Raketenautos und Tulpenzwiebeln #19

06.04.2016, 12:58 Uhr.

Ach Julius, geliebter Mann, zuviel hast Du Deiner ergebenen und treuen Gefährtin in all den Jahren, in denen Du dem Ruhm hinterher jagtest, wie der stolze Falke dem Kaninchen auf dem Felde, abverlangt, mehr, als ein Mensch ertragen konnte. All die Entbehrungen, all die angstschweißdurchwachten Nächte, all das Zittern und Bangen jedes Mal, wenn Du in jenes verfluchte Gefährt stiegst, das Dich dem Olymp aber mich dem Hades immer näher brachte, all das Gerede von Reifendruck, Raketenstufen und Treibstoffzusammensetzungen, immer wissend, dass jede Fahrt Deine letzte sein könnte. Teuerster Julius, vergib Deiner armen Frau, die ihr Leben klaglos an Deiner Seite verbrachte, verzeih ihr die Schwäche, die fehlende Kraft um weiterhin auszuharren wie die Feldmaus vor der Natter des Todes, spar Deine Tränen, ich bin Deiner nicht würdig, nur um eines bitte ich Dich: Begrab mich an der Biegung des verdorrten Tulpenfeldes in der Wüste vor unserem Wohnmobil.

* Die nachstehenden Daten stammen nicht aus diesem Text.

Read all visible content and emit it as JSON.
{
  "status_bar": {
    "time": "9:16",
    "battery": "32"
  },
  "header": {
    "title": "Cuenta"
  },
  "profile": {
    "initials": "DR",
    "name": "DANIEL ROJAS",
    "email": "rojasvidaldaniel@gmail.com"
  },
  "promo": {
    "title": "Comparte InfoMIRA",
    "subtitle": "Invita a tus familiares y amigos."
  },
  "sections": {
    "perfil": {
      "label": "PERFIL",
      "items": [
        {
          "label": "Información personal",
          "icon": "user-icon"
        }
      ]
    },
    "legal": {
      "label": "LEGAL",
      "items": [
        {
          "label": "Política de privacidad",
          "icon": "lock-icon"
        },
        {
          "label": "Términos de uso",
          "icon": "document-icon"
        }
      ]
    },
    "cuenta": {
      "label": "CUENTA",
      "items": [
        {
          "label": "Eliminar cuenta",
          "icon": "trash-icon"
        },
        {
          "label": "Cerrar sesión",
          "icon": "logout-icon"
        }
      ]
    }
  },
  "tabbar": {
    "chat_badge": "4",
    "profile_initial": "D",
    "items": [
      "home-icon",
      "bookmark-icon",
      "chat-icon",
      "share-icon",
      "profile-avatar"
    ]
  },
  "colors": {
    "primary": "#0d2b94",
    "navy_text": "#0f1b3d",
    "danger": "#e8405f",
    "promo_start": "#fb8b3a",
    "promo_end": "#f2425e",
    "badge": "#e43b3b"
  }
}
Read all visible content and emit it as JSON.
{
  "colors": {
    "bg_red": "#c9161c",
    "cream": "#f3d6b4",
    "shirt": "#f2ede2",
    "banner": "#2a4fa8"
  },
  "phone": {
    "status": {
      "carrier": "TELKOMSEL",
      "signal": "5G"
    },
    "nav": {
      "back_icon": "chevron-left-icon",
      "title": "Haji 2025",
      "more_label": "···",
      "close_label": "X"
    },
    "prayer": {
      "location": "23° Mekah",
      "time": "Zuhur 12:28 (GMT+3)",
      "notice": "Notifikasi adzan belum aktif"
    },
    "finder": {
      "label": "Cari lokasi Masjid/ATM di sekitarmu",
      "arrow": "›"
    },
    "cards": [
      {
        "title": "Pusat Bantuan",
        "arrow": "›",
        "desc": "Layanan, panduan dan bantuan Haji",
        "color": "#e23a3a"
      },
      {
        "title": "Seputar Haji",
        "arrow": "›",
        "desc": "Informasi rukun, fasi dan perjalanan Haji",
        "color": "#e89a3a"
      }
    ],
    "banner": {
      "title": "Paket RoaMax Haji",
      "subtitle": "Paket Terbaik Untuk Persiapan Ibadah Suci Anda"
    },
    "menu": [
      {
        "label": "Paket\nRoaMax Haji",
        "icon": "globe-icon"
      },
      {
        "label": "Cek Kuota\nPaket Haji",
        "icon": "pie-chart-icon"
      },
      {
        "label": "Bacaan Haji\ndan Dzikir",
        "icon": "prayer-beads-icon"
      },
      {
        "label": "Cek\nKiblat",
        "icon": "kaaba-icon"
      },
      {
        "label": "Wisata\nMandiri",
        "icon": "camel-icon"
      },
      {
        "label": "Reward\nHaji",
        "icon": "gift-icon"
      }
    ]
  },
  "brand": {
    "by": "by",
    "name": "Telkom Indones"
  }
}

Und mit diesen letzten, tränendurchtränkten Zeilen hauchte die zarte Petunia ihr Leben aus, einem Schmetterling gleich, dem die Flügel gebrochen, während Julius, erschöpft vom Kampfe mit dem kaukasischen Bullen, nichtsahnend die Tür öffnete und ihren Namen rief.